Introducing The Tenth Lieutenant
Wed, Sep 27
|Mount Vernon
By David Thompson


Time & Location
Sep 27, 2023, 7:00 PM
Mount Vernon, 252 South 10th Ave, Mount Vernon, NY 10550
About the event
The autobiography of Malcolm X is recommended reading in academic circles from grade school to college, and it is sure to feature in the reading lists of Black Studies Departments across the country. It is a gripping expose of how religion can bring about radical change in an individual’s life, and how the cruel realities of racism in America and harsh racial rhetoric it engendered in response can be transcended to encourage tolerance for differences that exist within the human community. This, without sacrificing the fight for equality and justice was Malcolm X’s terminal position. Malcolm X was known for calling a spade a spade. In so doing, he established a public platform constantly at odds with a system that perpetuated many of the flagrant as well as the more subtle wrong doings of a white racist society. Even now, racism is so engrained that the need for the struggle Malcolm and others fought more than half a century ago is just as dire today. Thus, the continued activism of the Civil Rights movement, the Black Lives Matter movement, and any other movements intent on addressing the plight of the oppressed in American society.

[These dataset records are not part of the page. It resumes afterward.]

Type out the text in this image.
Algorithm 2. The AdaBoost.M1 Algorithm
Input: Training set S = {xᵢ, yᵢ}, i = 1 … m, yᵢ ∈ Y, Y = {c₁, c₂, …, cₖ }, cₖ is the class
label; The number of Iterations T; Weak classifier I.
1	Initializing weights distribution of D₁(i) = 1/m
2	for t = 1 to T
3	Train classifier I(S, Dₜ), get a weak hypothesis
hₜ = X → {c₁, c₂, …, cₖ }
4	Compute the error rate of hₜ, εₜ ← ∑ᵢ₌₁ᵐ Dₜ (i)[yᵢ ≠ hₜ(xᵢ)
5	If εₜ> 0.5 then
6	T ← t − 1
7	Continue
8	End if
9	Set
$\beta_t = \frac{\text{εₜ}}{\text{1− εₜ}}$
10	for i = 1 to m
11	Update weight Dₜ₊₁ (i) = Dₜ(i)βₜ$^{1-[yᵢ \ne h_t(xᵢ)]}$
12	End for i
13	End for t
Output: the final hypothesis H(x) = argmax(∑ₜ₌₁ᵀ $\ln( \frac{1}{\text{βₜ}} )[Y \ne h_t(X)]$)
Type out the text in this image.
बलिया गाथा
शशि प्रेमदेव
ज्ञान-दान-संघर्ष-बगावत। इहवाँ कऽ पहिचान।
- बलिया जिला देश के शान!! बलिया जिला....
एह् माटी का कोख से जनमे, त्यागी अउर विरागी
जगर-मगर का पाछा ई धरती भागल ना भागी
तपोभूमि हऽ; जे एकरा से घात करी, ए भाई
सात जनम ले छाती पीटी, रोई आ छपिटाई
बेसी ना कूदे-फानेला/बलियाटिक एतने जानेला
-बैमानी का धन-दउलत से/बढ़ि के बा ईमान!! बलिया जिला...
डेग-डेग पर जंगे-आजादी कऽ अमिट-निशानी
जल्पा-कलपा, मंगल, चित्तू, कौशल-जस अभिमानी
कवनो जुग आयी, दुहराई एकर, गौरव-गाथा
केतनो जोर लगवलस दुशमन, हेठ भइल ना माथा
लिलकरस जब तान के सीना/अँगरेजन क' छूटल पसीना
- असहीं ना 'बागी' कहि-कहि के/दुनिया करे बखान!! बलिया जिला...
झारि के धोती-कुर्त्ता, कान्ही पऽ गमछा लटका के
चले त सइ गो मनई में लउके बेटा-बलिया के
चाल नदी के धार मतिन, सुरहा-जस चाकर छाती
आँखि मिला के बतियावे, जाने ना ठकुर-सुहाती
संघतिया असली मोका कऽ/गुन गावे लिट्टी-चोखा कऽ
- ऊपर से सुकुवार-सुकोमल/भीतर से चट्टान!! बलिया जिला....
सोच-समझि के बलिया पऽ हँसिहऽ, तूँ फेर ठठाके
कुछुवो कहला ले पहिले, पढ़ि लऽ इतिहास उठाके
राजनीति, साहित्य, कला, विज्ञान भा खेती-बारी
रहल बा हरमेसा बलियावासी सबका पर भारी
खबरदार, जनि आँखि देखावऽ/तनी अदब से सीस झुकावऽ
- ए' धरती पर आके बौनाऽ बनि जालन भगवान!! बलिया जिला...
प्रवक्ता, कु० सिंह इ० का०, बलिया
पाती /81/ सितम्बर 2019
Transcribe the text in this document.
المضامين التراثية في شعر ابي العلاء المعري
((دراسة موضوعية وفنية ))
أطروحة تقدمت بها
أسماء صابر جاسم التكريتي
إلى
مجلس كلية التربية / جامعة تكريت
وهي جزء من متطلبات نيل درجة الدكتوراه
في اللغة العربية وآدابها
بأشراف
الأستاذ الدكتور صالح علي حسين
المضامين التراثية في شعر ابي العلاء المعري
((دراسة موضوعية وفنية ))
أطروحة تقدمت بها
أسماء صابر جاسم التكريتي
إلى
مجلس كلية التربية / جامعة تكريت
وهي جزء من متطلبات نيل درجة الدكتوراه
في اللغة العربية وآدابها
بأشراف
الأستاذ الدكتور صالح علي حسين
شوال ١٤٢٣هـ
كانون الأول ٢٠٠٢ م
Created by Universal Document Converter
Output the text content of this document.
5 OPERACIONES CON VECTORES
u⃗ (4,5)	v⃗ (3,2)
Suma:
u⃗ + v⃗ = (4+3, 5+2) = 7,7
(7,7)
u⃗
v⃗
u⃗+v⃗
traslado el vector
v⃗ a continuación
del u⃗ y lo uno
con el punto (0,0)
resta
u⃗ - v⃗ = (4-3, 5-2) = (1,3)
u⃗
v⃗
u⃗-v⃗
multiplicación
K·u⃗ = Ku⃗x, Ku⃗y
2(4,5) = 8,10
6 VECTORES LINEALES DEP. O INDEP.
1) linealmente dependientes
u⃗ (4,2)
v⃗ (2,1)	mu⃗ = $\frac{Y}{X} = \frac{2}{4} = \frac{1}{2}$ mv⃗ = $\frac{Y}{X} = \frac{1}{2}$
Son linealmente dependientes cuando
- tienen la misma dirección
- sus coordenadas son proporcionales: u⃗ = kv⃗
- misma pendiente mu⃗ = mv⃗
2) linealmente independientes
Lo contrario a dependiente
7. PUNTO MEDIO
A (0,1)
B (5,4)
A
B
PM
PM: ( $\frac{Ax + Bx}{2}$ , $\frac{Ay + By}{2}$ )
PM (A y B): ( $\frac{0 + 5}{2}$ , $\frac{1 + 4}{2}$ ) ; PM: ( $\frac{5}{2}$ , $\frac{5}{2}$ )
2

After Malcolm X’s assassination, the Black Power Party (BPP) tried to fill the void but itself experienced systematic targeting by the white power structure with little attempt to address the conditions that were the predicates for BPP’s emergence in the first place. The Black Lives Matter movement of our time is the reemergence of response of the black and brown communities to the continued victimization of people of color across the United States. These movements are fueled by the black experience and empowered by concerned people of all races who see the need for the kind of social change Malcolm X sought. Why is the situation much the same more than 55 years later? Injustice, racial prejudice, and adherence by many to white supremacists’ views to strengthen their hold on the power structures of government persists allowing implementation of only minimized change. Despite Civil Rights advances since emancipation and continued piecemeal satisfaction of demands of the struggle, political and judicial conditions seem impermeable to the meaningful systemic radical change required.